A ILEGALIDADE DA CUMULAÇÃO DE GARANTIAS NA LOCAÇÃO DE IMÓVEIS

07/04/17

Paulo Henrique Pelegrim Bussolo - OAB/SC 48.264



Como é sabido, pelo contrato de locação, uma parte se compromete a conceder à outra, temporariamente, o uso e o gozo de determinado bem, mediante determinada remuneração.

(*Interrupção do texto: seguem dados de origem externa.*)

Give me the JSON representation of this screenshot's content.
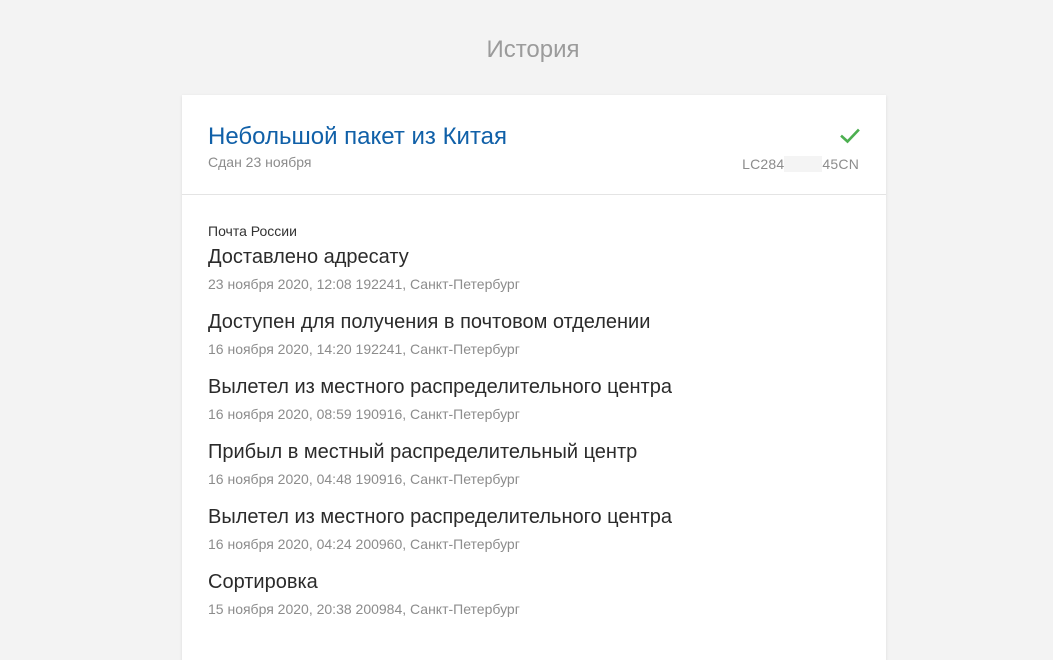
{
  "page": {
    "title": "История"
  },
  "parcel": {
    "title": "Небольшой пакет из Китая",
    "subtitle": "Сдан 23 ноября",
    "tracking_prefix": "LC284",
    "tracking_suffix": "45CN",
    "status_icon": "check-icon",
    "status_color": "#4caf50",
    "title_color": "#1060a8"
  },
  "history": {
    "carrier": "Почта России",
    "events": [
      {
        "status": "Доставлено адресату",
        "meta": "23 ноября 2020, 12:08 192241, Санкт-Петербург"
      },
      {
        "status": "Доступен для получения в почтовом отделении",
        "meta": "16 ноября 2020, 14:20 192241, Санкт-Петербург"
      },
      {
        "status": "Вылетел из местного распределительного центра",
        "meta": "16 ноября 2020, 08:59 190916, Санкт-Петербург"
      },
      {
        "status": "Прибыл в местный распределительный центр",
        "meta": "16 ноября 2020, 04:48 190916, Санкт-Петербург"
      },
      {
        "status": "Вылетел из местного распределительного центра",
        "meta": "16 ноября 2020, 04:24 200960, Санкт-Петербург"
      },
      {
        "status": "Сортировка",
        "meta": "15 ноября 2020, 20:38 200984, Санкт-Петербург"
      }
    ]
  }
}
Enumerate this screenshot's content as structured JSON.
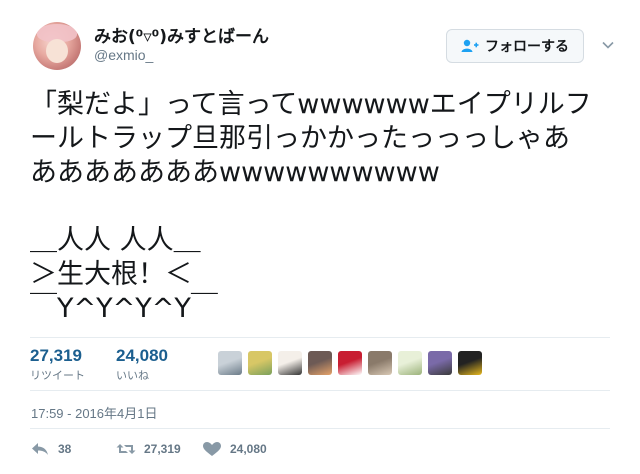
{
  "user": {
    "display_name": "みお(⁰▿⁰)みすとばーん",
    "handle": "@exmio_"
  },
  "follow_button": {
    "label": "フォローする",
    "icon": "add-user-icon"
  },
  "more_menu": {
    "icon": "chevron-down-icon"
  },
  "tweet": {
    "text": "「梨だよ」って言ってwwwwwwエイプリルフ\nールトラップ旦那引っかかったっっっしゃあ\nあああああああwwwwwwwwww\n\n＿人人 人人＿\n＞生大根！＜\n￣Y^Y^Y^Y￣"
  },
  "stats": {
    "retweets": {
      "value": "27,319",
      "label": "リツイート"
    },
    "likes": {
      "value": "24,080",
      "label": "いいね"
    }
  },
  "likers_thumbnails": [
    {
      "name": "default-avatar",
      "colors": [
        "#c9d1d8",
        "#6b7b88"
      ]
    },
    {
      "name": "anime-avatar-1",
      "colors": [
        "#d8c766",
        "#7aa05b"
      ]
    },
    {
      "name": "person-avatar",
      "colors": [
        "#f4efe9",
        "#333333"
      ]
    },
    {
      "name": "sunset-avatar",
      "colors": [
        "#6d5a55",
        "#e6a369"
      ]
    },
    {
      "name": "red-icon-avatar",
      "colors": [
        "#c81e32",
        "#ffffff"
      ]
    },
    {
      "name": "photo-avatar",
      "colors": [
        "#8a7a6a",
        "#d9c9b5"
      ]
    },
    {
      "name": "anime-avatar-2",
      "colors": [
        "#e8f0d8",
        "#9bb27a"
      ]
    },
    {
      "name": "robot-avatar",
      "colors": [
        "#7a6aa8",
        "#3a3a3a"
      ]
    },
    {
      "name": "game-avatar",
      "colors": [
        "#222222",
        "#e8b91e"
      ]
    }
  ],
  "timestamp": "17:59 - 2016年4月1日",
  "actions": {
    "reply": {
      "count": "38",
      "icon": "reply-icon"
    },
    "retweet": {
      "count": "27,319",
      "icon": "retweet-icon"
    },
    "like": {
      "count": "24,080",
      "icon": "heart-icon"
    }
  },
  "colors": {
    "accent": "#1c5f8f",
    "muted": "#657786",
    "follow_icon": "#1da1f2"
  }
}
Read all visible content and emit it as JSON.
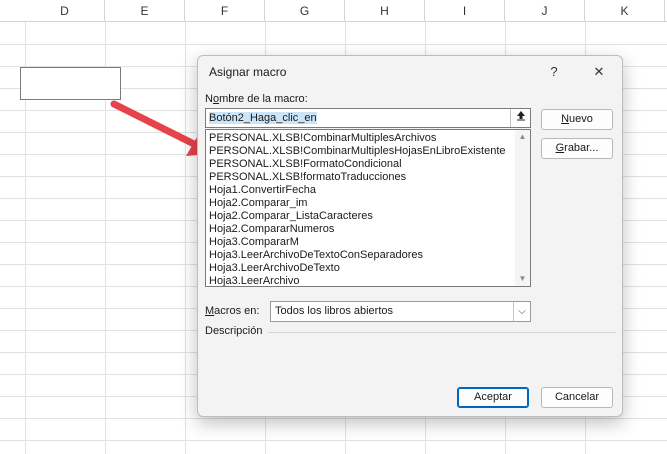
{
  "sheet": {
    "columns": [
      "D",
      "E",
      "F",
      "G",
      "H",
      "I",
      "J",
      "K"
    ]
  },
  "dialog": {
    "title": "Asignar macro",
    "help_glyph": "?",
    "close_glyph": "✕",
    "name_label_pre": "N",
    "name_label_ul": "o",
    "name_label_post": "mbre de la macro:",
    "name_value": "Botón2_Haga_clic_en",
    "macros": [
      "PERSONAL.XLSB!CombinarMultiplesArchivos",
      "PERSONAL.XLSB!CombinarMultiplesHojasEnLibroExistente",
      "PERSONAL.XLSB!FormatoCondicional",
      "PERSONAL.XLSB!formatoTraducciones",
      "Hoja1.ConvertirFecha",
      "Hoja2.Comparar_im",
      "Hoja2.Comparar_ListaCaracteres",
      "Hoja2.CompararNumeros",
      "Hoja3.CompararM",
      "Hoja3.LeerArchivoDeTextoConSeparadores",
      "Hoja3.LeerArchivoDeTexto",
      "Hoja3.LeerArchivo"
    ],
    "new_button_ul": "N",
    "new_button_post": "uevo",
    "record_button_ul": "G",
    "record_button_post": "rabar...",
    "macros_in_label_ul": "M",
    "macros_in_label_post": "acros en:",
    "macros_in_value": "Todos los libros abiertos",
    "description_label": "Descripción",
    "accept_button": "Aceptar",
    "cancel_button": "Cancelar"
  },
  "colors": {
    "accent": "#0067c0",
    "arrow": "#e8424a"
  }
}
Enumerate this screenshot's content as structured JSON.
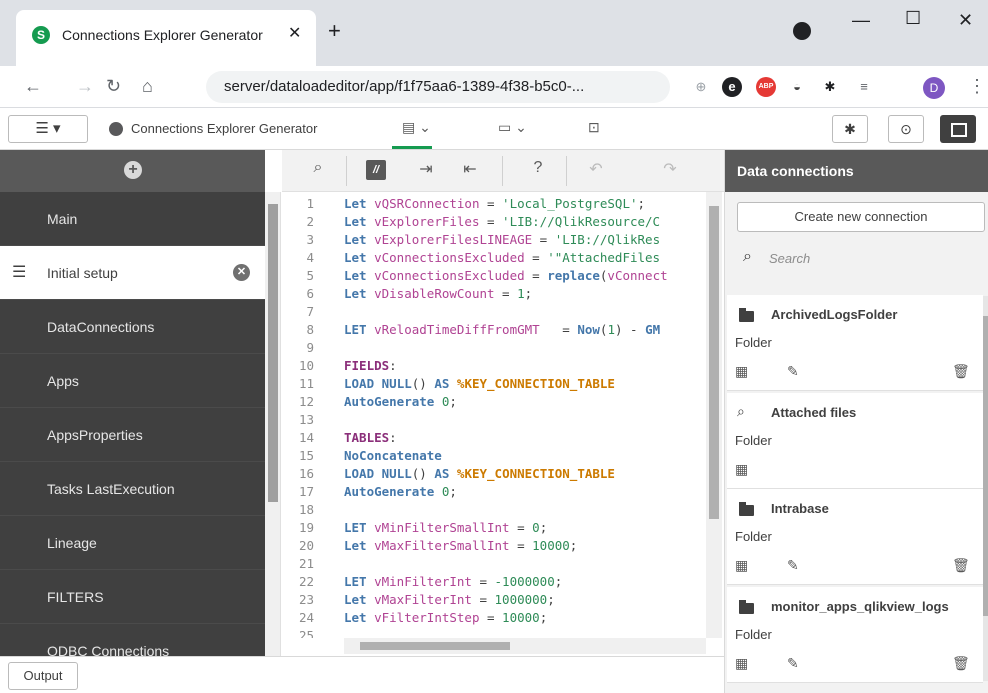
{
  "browser": {
    "tab_title": "Connections Explorer Generator",
    "tab_favicon": "S",
    "close_tab": "✕",
    "new_tab": "+",
    "url": "server/dataloadeditor/app/f1f75aa6-1389-4f38-b5c0-...",
    "profile_initial": "D",
    "ext_abp": "ABP"
  },
  "app": {
    "menu_label": "☰ ▾",
    "name": "Connections Explorer Generator"
  },
  "sidebar": {
    "sections": [
      {
        "label": "Main"
      },
      {
        "label": "Initial setup"
      },
      {
        "label": "DataConnections"
      },
      {
        "label": "Apps"
      },
      {
        "label": "AppsProperties"
      },
      {
        "label": "Tasks LastExecution"
      },
      {
        "label": "Lineage"
      },
      {
        "label": "FILTERS"
      },
      {
        "label": "ODBC Connections"
      }
    ]
  },
  "editor": {
    "lines": [
      "1",
      "2",
      "3",
      "4",
      "5",
      "6",
      "7",
      "8",
      "9",
      "10",
      "11",
      "12",
      "13",
      "14",
      "15",
      "16",
      "17",
      "18",
      "19",
      "20",
      "21",
      "22",
      "23",
      "24",
      "25"
    ]
  },
  "data_connections": {
    "title": "Data connections",
    "create_button": "Create new connection",
    "search_placeholder": "Search",
    "items": [
      {
        "name": "ArchivedLogsFolder",
        "type": "Folder"
      },
      {
        "name": "Attached files",
        "type": "Folder"
      },
      {
        "name": "Intrabase",
        "type": "Folder"
      },
      {
        "name": "monitor_apps_qlikview_logs",
        "type": "Folder"
      }
    ]
  },
  "output": {
    "label": "Output"
  },
  "colors": {
    "accent": "#159b50",
    "sidebar_bg": "#404040",
    "header_bg": "#595959"
  }
}
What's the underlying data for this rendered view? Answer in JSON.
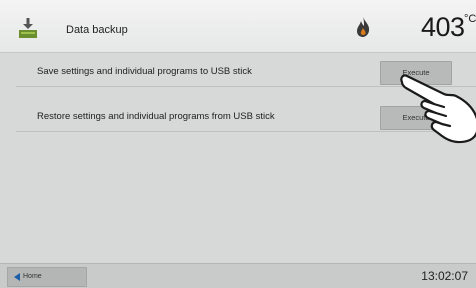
{
  "header": {
    "title": "Data backup",
    "app_icon": "download-tray-icon",
    "status_icon": "flame-icon",
    "temperature": "403",
    "temperature_unit": "°C"
  },
  "rows": [
    {
      "label": "Save settings and individual programs to USB stick",
      "button": "Execute"
    },
    {
      "label": "Restore settings and individual programs from USB stick",
      "button": "Execute"
    }
  ],
  "footer": {
    "home_label": "Home",
    "home_icon": "back-arrow-icon",
    "time": "13:02:07"
  },
  "colors": {
    "background": "#d7d9d9",
    "header": "#eeeeee",
    "button": "#b8baba",
    "accent": "#1c5fa8"
  }
}
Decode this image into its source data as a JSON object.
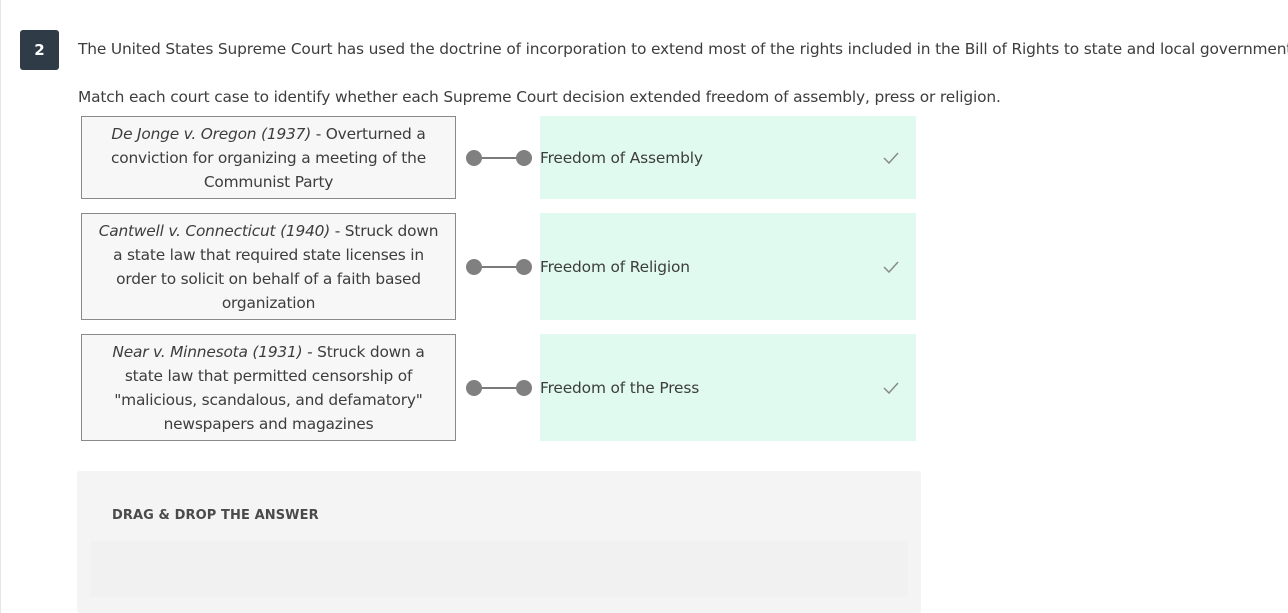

Muito comum nos contratos de locação de imóveis, é o locador (proprietário do imóvel) exigir do locatário/inquilino alguma modalidade de garantia, para ter mais segurança jurídica no caso de inadimplemento contratual.

As modalidades de garantia no contrato de locação estão previstas nos incisos do art. 37 da lei de locação (lei nº 8.254/91), e dentre as mais comuns e conhecidas, destacamos a fiança e a caução, sendo que nesta última, o locatário deposita certo valor em caderneta de poupança, normalmente de titularidade conjunta de ambas as partes para que ninguém possa movimentar sem a autorização do outro.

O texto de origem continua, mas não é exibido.